They would put lime in the water when they mixed up the corn.


----------



## Robie (Jun 2, 2016)

I can see that being a problem if you were relying on it for your only food source, but as a supplement or in an emergency...seems like a pretty easy and cheap snack or soup/stew additive.

Did quite a bit of research on it and apparently it was pretty popular with the frontiersmen also.


----------



## Joe (Nov 1, 2016)

Robie said:


> Never heard of it until a few days ago.
> 
> Everything I'm reading says it's a great thing.
> 
> ...


 @Robie I have never tried this yet we have loads of dehydrated corn in our larder. I stole this recipe from another site. My understanding is that soldiers in the Civil War carried parched corn in their rucksacks.
Default Parched Corn Recipe
Here it is my famous trail food of parched Corn. Why spend a bunch of money on pricey power bars, Native Americans and the early pioneers already knew how to make an easy nutritious snack. Parched corn was staple of early Americans and today it is the perfect pick-me-up for any outdoor activity. Follow these steps to whip up a batch of the original American energy food.

Things You'll Need:
Corn 
Skillet 
Butter, lard, oil or cooking spray 
Spoon 
Paper towel 
Cloth or plastic bags 
Dry the corn. The primary ingredient of parched corn is dried corn. To dry fresh corn on the cob, hang it in a dry area of your home and allow it to dry out naturally.
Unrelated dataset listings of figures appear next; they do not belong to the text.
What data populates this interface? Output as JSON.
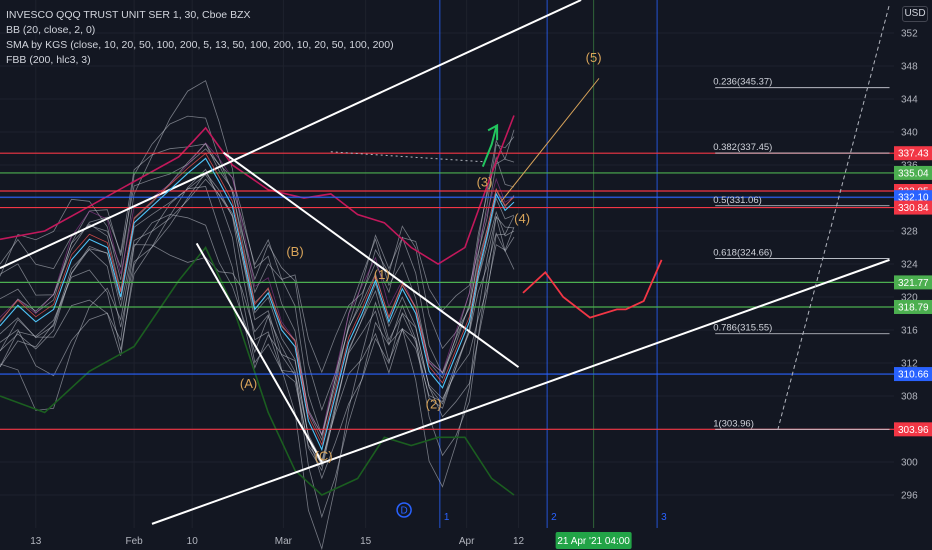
{
  "legend": {
    "symbol": "INVESCO QQQ TRUST UNIT SER 1, 30, Cboe BZX",
    "bb": "BB (20, close, 2, 0)",
    "sma": "SMA by KGS (close, 10, 20, 50, 100, 200, 5, 13, 50, 100, 200, 10, 20, 50, 100, 200)",
    "fbb": "FBB (200, hlc3, 3)"
  },
  "currency": "USD",
  "colors": {
    "background": "#131722",
    "red": "#f23645",
    "green": "#4caf50",
    "blue": "#2962ff",
    "white": "#ffffff",
    "wave_label": "#d8a45a"
  },
  "chart_data": {
    "type": "line",
    "title": "INVESCO QQQ TRUST UNIT SER 1, 30, Cboe BZX",
    "ylim": [
      292,
      356
    ],
    "y_ticks": [
      296,
      300,
      304,
      308,
      312,
      316,
      320,
      324,
      328,
      332,
      336,
      340,
      344,
      348,
      352
    ],
    "x_ticks": [
      {
        "label": "13",
        "pos": 0.04
      },
      {
        "label": "Feb",
        "pos": 0.15
      },
      {
        "label": "10",
        "pos": 0.215
      },
      {
        "label": "Mar",
        "pos": 0.317
      },
      {
        "label": "15",
        "pos": 0.409
      },
      {
        "label": "Apr",
        "pos": 0.522
      },
      {
        "label": "12",
        "pos": 0.58
      }
    ],
    "x_highlight": "21 Apr '21   04:00",
    "price_path": [
      [
        0.0,
        316.5
      ],
      [
        0.02,
        319.0
      ],
      [
        0.04,
        317.0
      ],
      [
        0.06,
        318.5
      ],
      [
        0.08,
        324.5
      ],
      [
        0.1,
        327.0
      ],
      [
        0.12,
        326.0
      ],
      [
        0.135,
        320.0
      ],
      [
        0.15,
        329.0
      ],
      [
        0.17,
        331.0
      ],
      [
        0.19,
        333.0
      ],
      [
        0.21,
        335.0
      ],
      [
        0.23,
        336.8
      ],
      [
        0.245,
        334.0
      ],
      [
        0.26,
        331.0
      ],
      [
        0.27,
        326.0
      ],
      [
        0.285,
        318.5
      ],
      [
        0.3,
        320.5
      ],
      [
        0.315,
        316.0
      ],
      [
        0.33,
        314.0
      ],
      [
        0.345,
        305.0
      ],
      [
        0.36,
        301.5
      ],
      [
        0.375,
        308.0
      ],
      [
        0.39,
        314.5
      ],
      [
        0.405,
        318.0
      ],
      [
        0.42,
        322.0
      ],
      [
        0.435,
        317.0
      ],
      [
        0.45,
        321.0
      ],
      [
        0.465,
        318.0
      ],
      [
        0.48,
        311.0
      ],
      [
        0.495,
        309.0
      ],
      [
        0.51,
        313.0
      ],
      [
        0.525,
        317.0
      ],
      [
        0.535,
        323.0
      ],
      [
        0.545,
        327.5
      ],
      [
        0.555,
        332.5
      ],
      [
        0.565,
        330.5
      ],
      [
        0.575,
        331.5
      ]
    ],
    "red_projection": [
      [
        0.585,
        320.5
      ],
      [
        0.61,
        323.0
      ],
      [
        0.63,
        320.0
      ],
      [
        0.66,
        317.5
      ],
      [
        0.69,
        318.5
      ],
      [
        0.7,
        318.5
      ],
      [
        0.72,
        319.5
      ],
      [
        0.74,
        324.5
      ]
    ],
    "bb_upper": [
      [
        0.0,
        327
      ],
      [
        0.05,
        328
      ],
      [
        0.1,
        331
      ],
      [
        0.15,
        334
      ],
      [
        0.2,
        337
      ],
      [
        0.23,
        340.5
      ],
      [
        0.26,
        336
      ],
      [
        0.3,
        333
      ],
      [
        0.34,
        332
      ],
      [
        0.37,
        332.5
      ],
      [
        0.4,
        330
      ],
      [
        0.43,
        329
      ],
      [
        0.46,
        326
      ],
      [
        0.49,
        324
      ],
      [
        0.52,
        326
      ],
      [
        0.55,
        335
      ],
      [
        0.575,
        342
      ]
    ],
    "bb_lower": [
      [
        0.0,
        308
      ],
      [
        0.05,
        306
      ],
      [
        0.1,
        311
      ],
      [
        0.15,
        314
      ],
      [
        0.2,
        322
      ],
      [
        0.23,
        326
      ],
      [
        0.26,
        319
      ],
      [
        0.3,
        306
      ],
      [
        0.33,
        299
      ],
      [
        0.36,
        296
      ],
      [
        0.4,
        298
      ],
      [
        0.43,
        303
      ],
      [
        0.46,
        302
      ],
      [
        0.49,
        303
      ],
      [
        0.52,
        303
      ],
      [
        0.55,
        298
      ],
      [
        0.575,
        296
      ]
    ],
    "horizontal_levels": [
      {
        "price": 337.43,
        "label": "337.43",
        "color": "#f23645"
      },
      {
        "price": 335.04,
        "label": "335.04",
        "color": "#4caf50"
      },
      {
        "price": 332.85,
        "label": "332.85",
        "color": "#f23645"
      },
      {
        "price": 332.1,
        "label": "332.10",
        "color": "#2962ff"
      },
      {
        "price": 330.84,
        "label": "330.84",
        "color": "#f23645"
      },
      {
        "price": 321.77,
        "label": "321.77",
        "color": "#4caf50"
      },
      {
        "price": 318.79,
        "label": "318.79",
        "color": "#4caf50"
      },
      {
        "price": 310.66,
        "label": "310.66",
        "color": "#2962ff"
      },
      {
        "price": 303.96,
        "label": "303.96",
        "color": "#f23645"
      }
    ],
    "fib_levels": [
      {
        "label": "0.236(345.37)",
        "price": 345.37
      },
      {
        "label": "0.382(337.45)",
        "price": 337.45
      },
      {
        "label": "0.5(331.06)",
        "price": 331.06
      },
      {
        "label": "0.618(324.66)",
        "price": 324.66
      },
      {
        "label": "0.786(315.55)",
        "price": 315.55
      },
      {
        "label": "1(303.96)",
        "price": 303.96
      }
    ],
    "wave_labels": [
      {
        "text": "(A)",
        "x": 0.278,
        "y": 309.0
      },
      {
        "text": "(B)",
        "x": 0.33,
        "y": 325.0
      },
      {
        "text": "(C)",
        "x": 0.362,
        "y": 300.2
      },
      {
        "text": "(1)",
        "x": 0.427,
        "y": 322.2
      },
      {
        "text": "(2)",
        "x": 0.485,
        "y": 306.5
      },
      {
        "text": "(3)",
        "x": 0.542,
        "y": 333.4
      },
      {
        "text": "(4)",
        "x": 0.584,
        "y": 329.0
      },
      {
        "text": "(5)",
        "x": 0.664,
        "y": 348.5
      }
    ],
    "vertical_lines": [
      {
        "label": "1",
        "pos": 0.492
      },
      {
        "label": "2",
        "pos": 0.612
      },
      {
        "label": "3",
        "pos": 0.735
      }
    ],
    "d_marker": "D"
  }
}
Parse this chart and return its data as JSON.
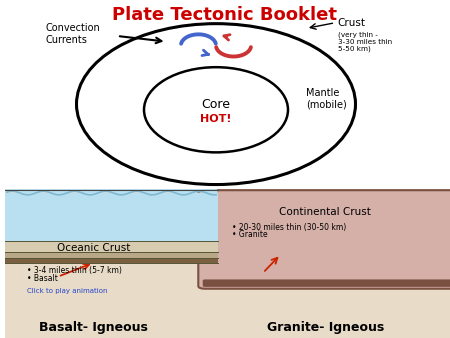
{
  "title": "Plate Tectonic Booklet",
  "title_color": "#cc0000",
  "title_fontsize": 13,
  "bg_color": "#ffffff",
  "top_labels": {
    "convection_currents": "Convection\nCurrents",
    "crust": "Crust",
    "crust_sub": "(very thin -\n3-30 miles thin\n5-50 km)",
    "mantle": "Mantle\n(mobile)",
    "core": "Core",
    "hot": "HOT!"
  },
  "bottom_labels": {
    "oceanic_crust": "Oceanic Crust",
    "continental_crust": "Continental Crust",
    "basalt_igneous": "Basalt- Igneous",
    "granite_igneous": "Granite- Igneous",
    "oc_bullet1": "• 3-4 miles thin (5-7 km)",
    "oc_bullet2": "• Basalt",
    "oc_click": "Click to play animation",
    "cc_bullet1": "• 20-30 miles thin (30-50 km)",
    "cc_bullet2": "• Granite"
  },
  "colors": {
    "ocean_water": "#b8e0f0",
    "ocean_water2": "#a0cce0",
    "oceanic_crust_top": "#d0c8b0",
    "oceanic_crust_mid": "#b8aa88",
    "oceanic_crust_bot": "#6e5a3a",
    "continental_fill": "#d4b0a8",
    "continental_edge": "#7a5040",
    "mantle_color": "#c8b090",
    "wave_color": "#80b8d0",
    "arrow_red": "#cc2200",
    "click_blue": "#2244cc"
  }
}
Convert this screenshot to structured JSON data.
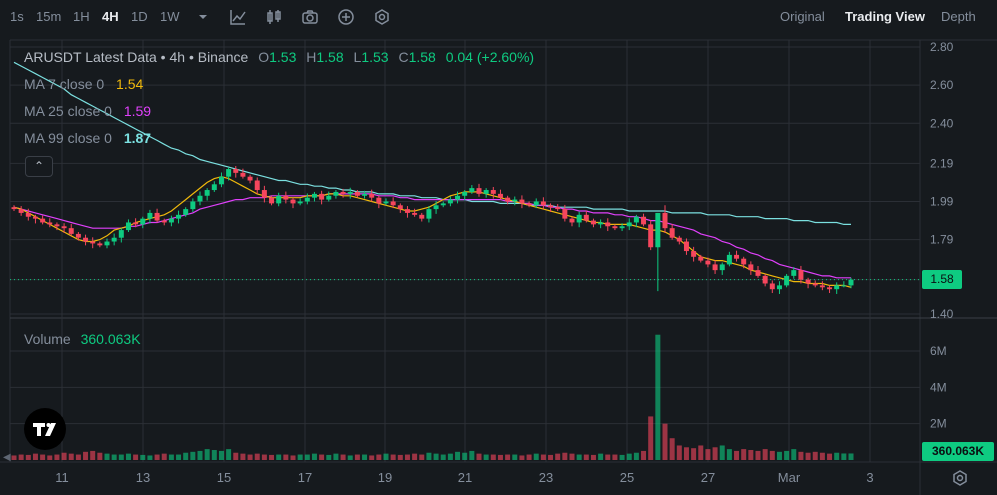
{
  "toolbar": {
    "intervals": [
      "1s",
      "15m",
      "1H",
      "4H",
      "1D",
      "1W"
    ],
    "active_interval": "4H",
    "icons": [
      "chevron-down-icon",
      "indicator-chart-icon",
      "candle-style-icon",
      "camera-icon",
      "plus-circle-icon",
      "hexagon-settings-icon"
    ],
    "views": [
      "Original",
      "Trading View",
      "Depth"
    ],
    "active_view": "Trading View"
  },
  "legend": {
    "title": "ARUSDT Latest Data • 4h • Binance",
    "ohlc": {
      "o_label": "O",
      "o": "1.53",
      "h_label": "H",
      "h": "1.58",
      "l_label": "L",
      "l": "1.53",
      "c_label": "C",
      "c": "1.58",
      "change": "0.04 (+2.60%)"
    },
    "ma7": {
      "label": "MA 7 close 0",
      "value": "1.54",
      "color": "#f0b90b"
    },
    "ma25": {
      "label": "MA 25 close 0",
      "value": "1.59",
      "color": "#e040fb"
    },
    "ma99": {
      "label": "MA 99 close 0",
      "value": "1.87",
      "color": "#7be0e0"
    },
    "collapse_icon": "chevron-up-icon"
  },
  "volume": {
    "label": "Volume",
    "value": "360.063K"
  },
  "price_tag": "1.58",
  "volume_tag": "360.063K",
  "colors": {
    "up": "#0ecb81",
    "down": "#f6465d",
    "background": "#161a1e",
    "grid": "#2b2f36"
  },
  "chart_data": {
    "type": "candlestick",
    "price_axis": {
      "ticks": [
        2.8,
        2.6,
        2.4,
        2.19,
        1.99,
        1.79,
        1.58,
        1.4
      ],
      "ylim": [
        1.4,
        2.8
      ]
    },
    "volume_axis": {
      "ticks": [
        "6M",
        "4M",
        "2M"
      ],
      "tick_values": [
        6000000,
        4000000,
        2000000
      ]
    },
    "x_ticks": [
      "11",
      "13",
      "15",
      "17",
      "19",
      "21",
      "23",
      "25",
      "27",
      "Mar",
      "3"
    ],
    "last_price": 1.58,
    "candles_close": [
      1.95,
      1.93,
      1.91,
      1.9,
      1.88,
      1.87,
      1.86,
      1.85,
      1.82,
      1.8,
      1.78,
      1.77,
      1.76,
      1.78,
      1.8,
      1.84,
      1.88,
      1.87,
      1.9,
      1.93,
      1.89,
      1.88,
      1.9,
      1.92,
      1.95,
      1.99,
      2.02,
      2.05,
      2.08,
      2.12,
      2.16,
      2.14,
      2.12,
      2.1,
      2.05,
      2.01,
      1.98,
      2.02,
      2.0,
      1.98,
      1.99,
      2.01,
      2.03,
      2.0,
      2.02,
      2.04,
      2.03,
      2.04,
      2.02,
      2.03,
      2.01,
      1.98,
      1.99,
      1.97,
      1.95,
      1.93,
      1.92,
      1.9,
      1.95,
      1.97,
      1.98,
      2.0,
      2.02,
      2.04,
      2.06,
      2.03,
      2.05,
      2.03,
      2.01,
      1.99,
      2.0,
      1.98,
      1.97,
      1.99,
      1.97,
      1.96,
      1.95,
      1.9,
      1.88,
      1.92,
      1.89,
      1.87,
      1.88,
      1.86,
      1.85,
      1.86,
      1.88,
      1.91,
      1.87,
      1.75,
      1.93,
      1.85,
      1.8,
      1.78,
      1.73,
      1.7,
      1.68,
      1.66,
      1.63,
      1.66,
      1.71,
      1.69,
      1.66,
      1.63,
      1.6,
      1.56,
      1.53,
      1.55,
      1.6,
      1.63,
      1.58,
      1.56,
      1.55,
      1.54,
      1.53,
      1.55,
      1.55,
      1.58
    ],
    "ma7": [
      1.96,
      1.95,
      1.93,
      1.91,
      1.89,
      1.87,
      1.85,
      1.83,
      1.81,
      1.79,
      1.78,
      1.78,
      1.79,
      1.81,
      1.84,
      1.85,
      1.86,
      1.88,
      1.89,
      1.9,
      1.91,
      1.92,
      1.94,
      1.97,
      2.0,
      2.03,
      2.06,
      2.09,
      2.11,
      2.12,
      2.11,
      2.09,
      2.07,
      2.05,
      2.03,
      2.02,
      2.01,
      2.01,
      2.01,
      2.01,
      2.01,
      2.02,
      2.02,
      2.02,
      2.03,
      2.03,
      2.02,
      2.02,
      2.01,
      2.0,
      1.99,
      1.98,
      1.97,
      1.96,
      1.95,
      1.94,
      1.94,
      1.95,
      1.96,
      1.98,
      2.0,
      2.02,
      2.03,
      2.04,
      2.04,
      2.04,
      2.03,
      2.02,
      2.01,
      2.0,
      1.99,
      1.98,
      1.97,
      1.96,
      1.95,
      1.94,
      1.93,
      1.92,
      1.91,
      1.9,
      1.89,
      1.88,
      1.88,
      1.87,
      1.87,
      1.87,
      1.87,
      1.86,
      1.85,
      1.84,
      1.84,
      1.83,
      1.81,
      1.79,
      1.76,
      1.73,
      1.7,
      1.69,
      1.68,
      1.68,
      1.67,
      1.66,
      1.65,
      1.63,
      1.62,
      1.61,
      1.6,
      1.59,
      1.58,
      1.57,
      1.57,
      1.56,
      1.56,
      1.56,
      1.55,
      1.55,
      1.55,
      1.54
    ],
    "ma25": [
      1.96,
      1.95,
      1.94,
      1.93,
      1.92,
      1.91,
      1.9,
      1.89,
      1.88,
      1.87,
      1.86,
      1.85,
      1.85,
      1.85,
      1.85,
      1.85,
      1.86,
      1.86,
      1.87,
      1.88,
      1.88,
      1.89,
      1.9,
      1.91,
      1.92,
      1.93,
      1.95,
      1.96,
      1.97,
      1.98,
      1.99,
      2.0,
      2.0,
      2.01,
      2.01,
      2.01,
      2.02,
      2.02,
      2.02,
      2.02,
      2.02,
      2.02,
      2.02,
      2.02,
      2.03,
      2.03,
      2.03,
      2.03,
      2.03,
      2.03,
      2.03,
      2.02,
      2.02,
      2.02,
      2.01,
      2.01,
      2.0,
      2.0,
      2.0,
      2.0,
      2.0,
      2.0,
      2.0,
      2.0,
      2.0,
      2.0,
      2.0,
      2.0,
      2.0,
      1.99,
      1.99,
      1.98,
      1.98,
      1.97,
      1.97,
      1.96,
      1.96,
      1.95,
      1.95,
      1.94,
      1.94,
      1.93,
      1.93,
      1.93,
      1.92,
      1.92,
      1.91,
      1.91,
      1.9,
      1.89,
      1.89,
      1.88,
      1.87,
      1.86,
      1.85,
      1.84,
      1.82,
      1.81,
      1.8,
      1.78,
      1.77,
      1.75,
      1.74,
      1.72,
      1.71,
      1.69,
      1.68,
      1.66,
      1.65,
      1.64,
      1.63,
      1.62,
      1.61,
      1.6,
      1.6,
      1.59,
      1.59,
      1.59
    ],
    "ma99": [
      2.72,
      2.7,
      2.68,
      2.66,
      2.64,
      2.62,
      2.6,
      2.58,
      2.55,
      2.53,
      2.51,
      2.49,
      2.47,
      2.45,
      2.43,
      2.41,
      2.39,
      2.37,
      2.35,
      2.33,
      2.31,
      2.29,
      2.27,
      2.26,
      2.24,
      2.23,
      2.21,
      2.2,
      2.19,
      2.18,
      2.17,
      2.16,
      2.15,
      2.14,
      2.13,
      2.12,
      2.11,
      2.1,
      2.1,
      2.09,
      2.08,
      2.08,
      2.07,
      2.07,
      2.06,
      2.06,
      2.05,
      2.05,
      2.04,
      2.04,
      2.04,
      2.03,
      2.03,
      2.03,
      2.02,
      2.02,
      2.02,
      2.01,
      2.01,
      2.01,
      2.0,
      2.0,
      2.0,
      2.0,
      1.99,
      1.99,
      1.99,
      1.99,
      1.98,
      1.98,
      1.98,
      1.98,
      1.97,
      1.97,
      1.97,
      1.97,
      1.96,
      1.96,
      1.96,
      1.96,
      1.96,
      1.95,
      1.95,
      1.95,
      1.95,
      1.95,
      1.94,
      1.94,
      1.94,
      1.94,
      1.94,
      1.94,
      1.93,
      1.93,
      1.93,
      1.93,
      1.93,
      1.92,
      1.92,
      1.92,
      1.92,
      1.91,
      1.91,
      1.91,
      1.91,
      1.9,
      1.9,
      1.9,
      1.9,
      1.89,
      1.89,
      1.89,
      1.88,
      1.88,
      1.88,
      1.88,
      1.87,
      1.87
    ],
    "volumes": [
      0.25,
      0.3,
      0.28,
      0.35,
      0.3,
      0.25,
      0.3,
      0.4,
      0.35,
      0.3,
      0.45,
      0.5,
      0.4,
      0.35,
      0.3,
      0.3,
      0.35,
      0.3,
      0.28,
      0.25,
      0.3,
      0.35,
      0.3,
      0.3,
      0.4,
      0.45,
      0.5,
      0.6,
      0.55,
      0.5,
      0.6,
      0.4,
      0.35,
      0.3,
      0.35,
      0.3,
      0.28,
      0.3,
      0.3,
      0.25,
      0.3,
      0.3,
      0.35,
      0.3,
      0.28,
      0.35,
      0.3,
      0.25,
      0.3,
      0.3,
      0.25,
      0.3,
      0.35,
      0.3,
      0.28,
      0.3,
      0.35,
      0.3,
      0.4,
      0.35,
      0.3,
      0.35,
      0.45,
      0.4,
      0.5,
      0.35,
      0.3,
      0.3,
      0.28,
      0.3,
      0.3,
      0.25,
      0.3,
      0.35,
      0.3,
      0.28,
      0.35,
      0.4,
      0.35,
      0.3,
      0.3,
      0.28,
      0.35,
      0.3,
      0.3,
      0.28,
      0.35,
      0.4,
      0.5,
      2.4,
      6.9,
      2.0,
      1.2,
      0.8,
      0.7,
      0.65,
      0.8,
      0.6,
      0.7,
      0.8,
      0.6,
      0.5,
      0.6,
      0.55,
      0.5,
      0.6,
      0.5,
      0.45,
      0.5,
      0.6,
      0.45,
      0.4,
      0.45,
      0.4,
      0.35,
      0.4,
      0.36,
      0.36
    ]
  }
}
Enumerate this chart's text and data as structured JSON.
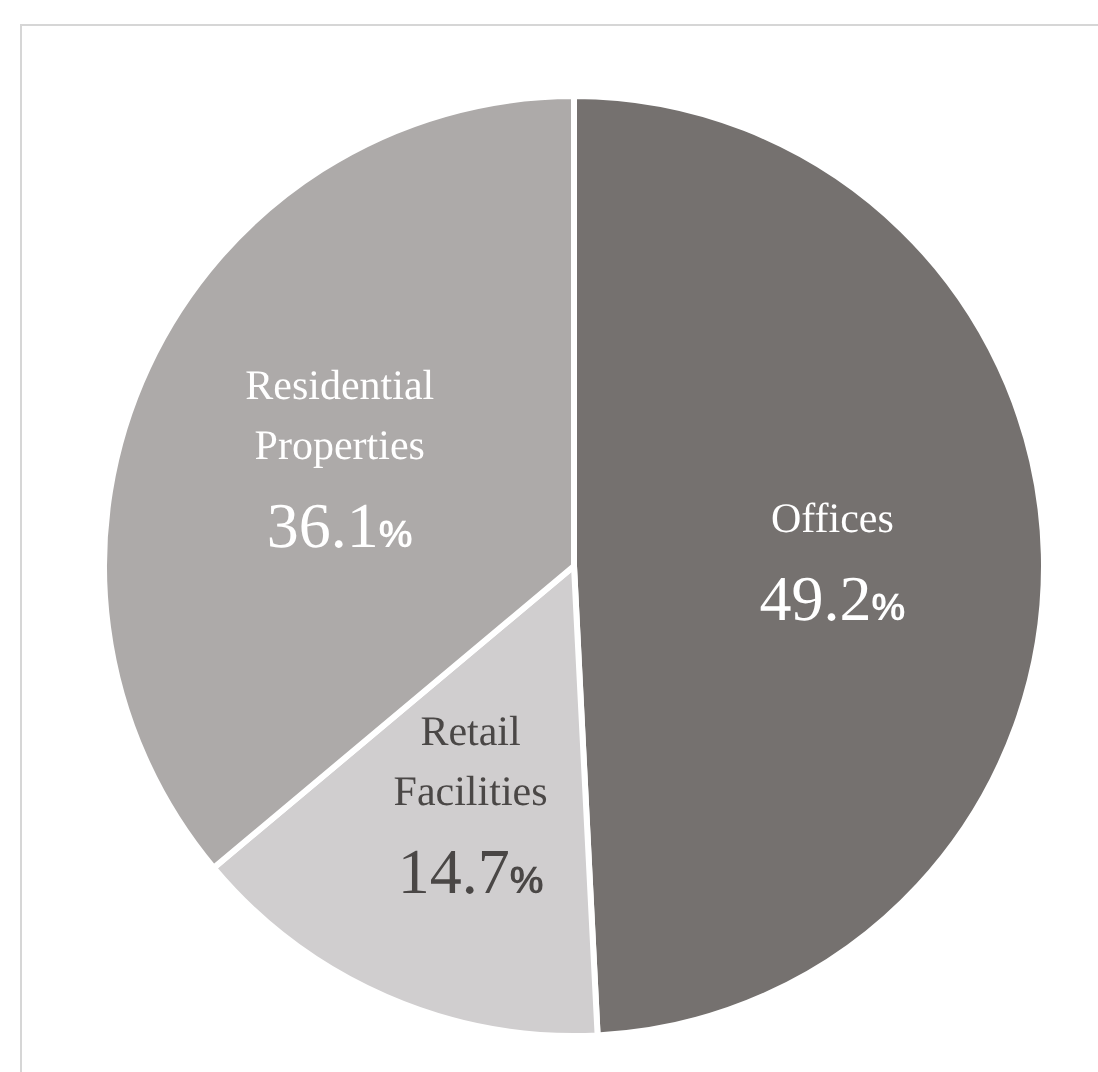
{
  "chart_data": {
    "type": "pie",
    "categories": [
      "Offices",
      "Retail Facilities",
      "Residential Properties"
    ],
    "values": [
      49.2,
      14.7,
      36.1
    ],
    "colors": [
      "#75716f",
      "#d0cecf",
      "#adaaa9"
    ],
    "value_labels": [
      "49.2%",
      "14.7%",
      "36.1%"
    ]
  }
}
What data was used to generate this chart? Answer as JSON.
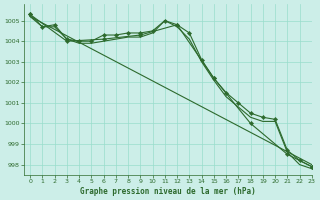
{
  "title": "Graphe pression niveau de la mer (hPa)",
  "bg_color": "#cceee8",
  "grid_color": "#99ddcc",
  "line_color": "#2d6a2d",
  "xlim": [
    -0.5,
    23
  ],
  "ylim": [
    997.5,
    1005.8
  ],
  "yticks": [
    998,
    999,
    1000,
    1001,
    1002,
    1003,
    1004,
    1005
  ],
  "xticks": [
    0,
    1,
    2,
    3,
    4,
    5,
    6,
    7,
    8,
    9,
    10,
    11,
    12,
    13,
    14,
    15,
    16,
    17,
    18,
    19,
    20,
    21,
    22,
    23
  ],
  "series": [
    {
      "x": [
        0,
        1,
        2,
        3,
        4,
        5,
        6,
        7,
        8,
        9,
        10,
        11,
        12,
        13,
        14,
        15,
        16,
        17,
        18,
        19,
        20,
        21,
        22,
        23
      ],
      "y": [
        1005.3,
        1004.7,
        1004.8,
        1004.1,
        1004.0,
        1004.0,
        1004.3,
        1004.3,
        1004.4,
        1004.4,
        1004.5,
        1005.0,
        1004.8,
        1004.4,
        1003.1,
        1002.2,
        1001.5,
        1001.0,
        1000.5,
        1000.3,
        1000.2,
        998.7,
        998.2,
        997.9
      ],
      "marker": true
    },
    {
      "x": [
        0,
        1,
        2,
        3,
        4,
        5,
        6,
        7,
        8,
        9,
        10,
        11,
        12,
        13,
        14,
        15,
        16,
        17,
        18,
        19,
        20,
        21,
        22,
        23
      ],
      "y": [
        1005.2,
        1004.7,
        1004.7,
        1004.1,
        1003.9,
        1003.9,
        1004.0,
        1004.1,
        1004.2,
        1004.2,
        1004.4,
        1005.0,
        1004.7,
        1004.1,
        1003.0,
        1002.1,
        1001.3,
        1000.8,
        1000.3,
        1000.1,
        1000.1,
        998.6,
        998.0,
        997.8
      ],
      "marker": false
    },
    {
      "x": [
        0,
        3,
        6,
        9,
        12,
        15,
        18,
        21,
        23
      ],
      "y": [
        1005.3,
        1004.0,
        1004.1,
        1004.3,
        1004.8,
        1002.2,
        1000.0,
        998.5,
        997.9
      ],
      "marker": true
    },
    {
      "x": [
        0,
        23
      ],
      "y": [
        1005.2,
        998.0
      ],
      "marker": false
    }
  ]
}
Frozen corn can be dried in a dehydrator or spread on a cookie sheet and placed in an oven set at 150 degrees. Leave the oven door open a little. This method can take a few hours and the corn should be turned occasionally to prevent burning. 
Oil the skillet. Add a small amount of butter, lard or oil to a skillet. Cooking spray can also be used. Heat the oil on a low temperature. Wipe the frying pan with paper towel to remove any excess oil. Only a thin coating should remain on the bottom of the pan. 
Pour the corn in the skillet. Add enough dry corn to the skillet to just about cover the bottom. The actual amount will depend on the size of the skillet. 
Cook the corn. Allow the corn to cook slowly. Stir the dried corn constantly to prevent burning. I sometimes add crushed red peppers or other spices at this time for a different taste. The parched corn is done when the kernels have swollen, and turned a medium brown. A few of the kernels may explode, just like popcorn. 
Drain the corn. Pour the parched corn onto some paper towel and allow to thoroughly drain and cool. Turn the corn a couple of times to ensure that all excess oil is absorbed. Store the parched corn. Place the parched corn in a cloth, my favorite a hide bag (it soaks up any extra oil) or plastic bag for storage. A small bag of parched corn will be enough for your next day of hiking.


----------



## Robie (Jun 2, 2016)

Made a batch.

Tossed it with a little brown sugar.

I liked it.

I can see it being something handy to have on hand when you're "on the move".


----------



## PrepChris (Mar 23, 2017)

Good idea. Never thought about using corn actually. Need to test it out abit first tho in a survival situation to see what it brings. Will give it a go when summer when i go back home.


----------